Paolo Marolo raccoglie il testimone da Carlo Beccaris e si insedia alla guida di un sodalizio con radici profonde: nato nel 1993 come Istituto Grappa Piemonte, il Consorzio ha assunto la sua veste attuale nel 2017, iscritto alla Camera di Commercio di Asti il 18 ottobre di quell’anno. Da allora è il principale punto di riferimento istituzionale per la tutela e la valorizzazione delle Grappe Piemontesi a indicazione geografica.

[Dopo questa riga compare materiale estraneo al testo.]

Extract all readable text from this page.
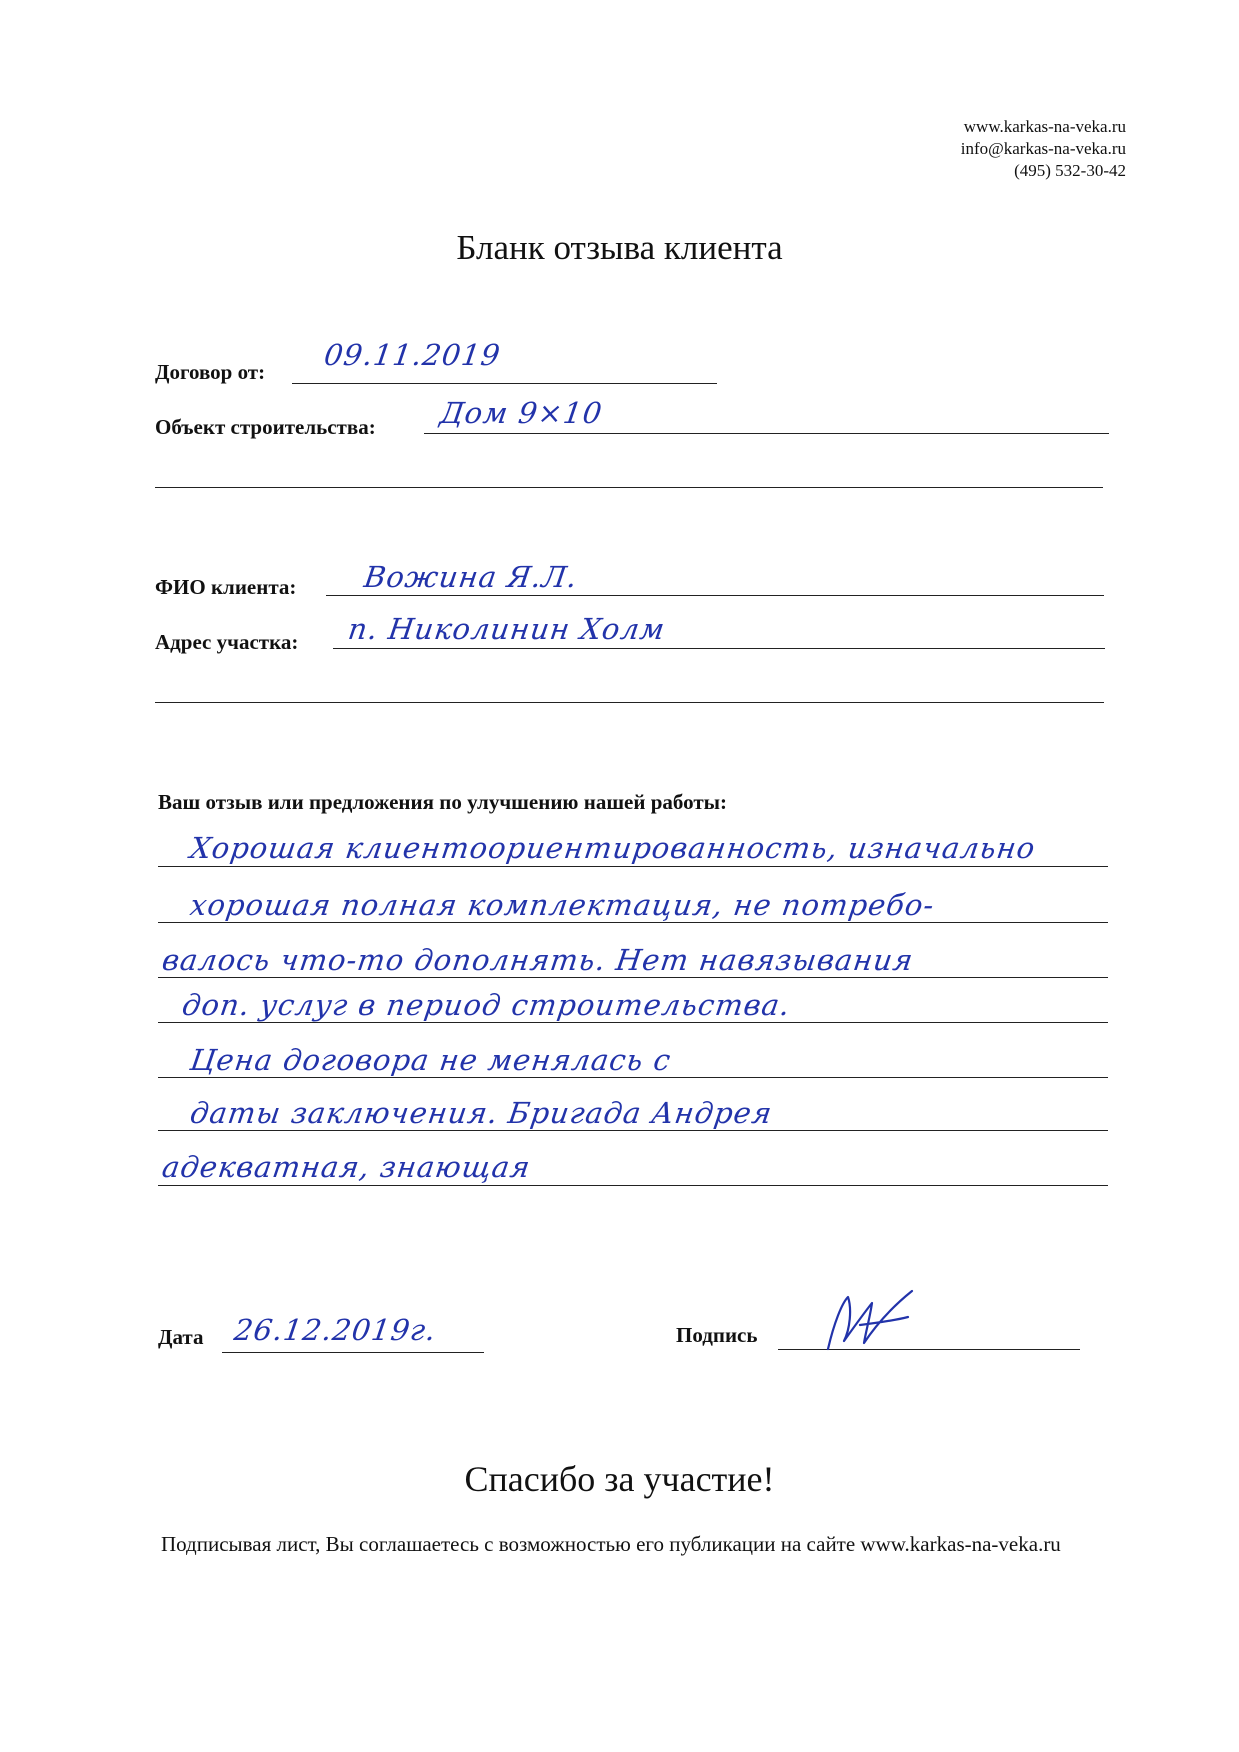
www.karkas-na-veka.ru
info@karkas-na-veka.ru
(495) 532-30-42
Бланк отзыва клиента
Договор от: 09.11.2019
Объект строительства: Дом 9×10
ФИО клиента: Вожина Я.Л.
Адрес участка: п. Николинин Холм
Ваш отзыв или предложения по улучшению нашей работы:
Хорошая клиентоориентированность, изначально
хорошая полная комплектация, не потребо-
валось что-то дополнять. Нет навязывания
доп. услуг в период строительства.
Цена договора не менялась с
даты заключения. Бригада Андрея
адекватная, знающая
Дата 26.12.2019г.	Подпись
Спасибо за участие!
Подписывая лист, Вы соглашаетесь с возможностью его публикации на сайте www.karkas-na-veka.ru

«L’obiettivo è collocare la Grappa di Barolo e le Grappe Piemontesi tra i grandi distillati internazionali, rafforzando una comunicazione sempre più aperta ai mercati esteri – spiega Paolo Marolo –. Vogliamo costruire una narrativa capace di parlare anche a un pubblico più giovane, con un linguaggio fresco e contemporaneo, intercettando nuove fasce di clientela. Allo stesso tempo, sarà centrale il controllo e la valorizzazione della filiera, per contribuire a un innalzamento della qualità media generale del prodotto».
Una vita per la grappa
Classe 1946, Paolo Marolo fonda la sua distilleria ad Alba nel 1977, dopo un percorso che intreccia ricerca, insegnamento e passione per l’arte della distillazione. Le prime grappe nascono come esercizio didattico nei laboratori della Regia Scuola Enologica di Alba, prima di trasformarsi in un progetto artigianale di eccellenza oggi condiviso con il figlio Lorenzo. Tuttora Paolo - affiancato dal figlio Lorenzo - segue ogni fase della distillazione, con quell’approccio fatto di esperienza, sensibilità e radicamento nel territorio che è da sempre il tratto distintivo della sua casa.
Il Consorzio
Il Consorzio Tutela Grappa del Piemonte e Grappa di Barolo opera su più fronti: dalla difesa del valore economico, culturale e tradizionale delle denominazioni, all’approfondimento delle tematiche normative e fiscali, fino alla promozione della filiera produttiva in Italia e all’estero. Organizza attività informative ed eventi, cura i rapporti con gli enti pubblici e gestisce la ricerca e l’archiviazione dei dati di settore. Con la nomina di Marolo, il Consorzio ribadisce la propria vocazione a coniugare tradizione artigianale e apertura internazionale, puntando a consolidare la reputazione della grappa piemontese come patrimonio culturale e prodotto di eccellenza sui mercati globali.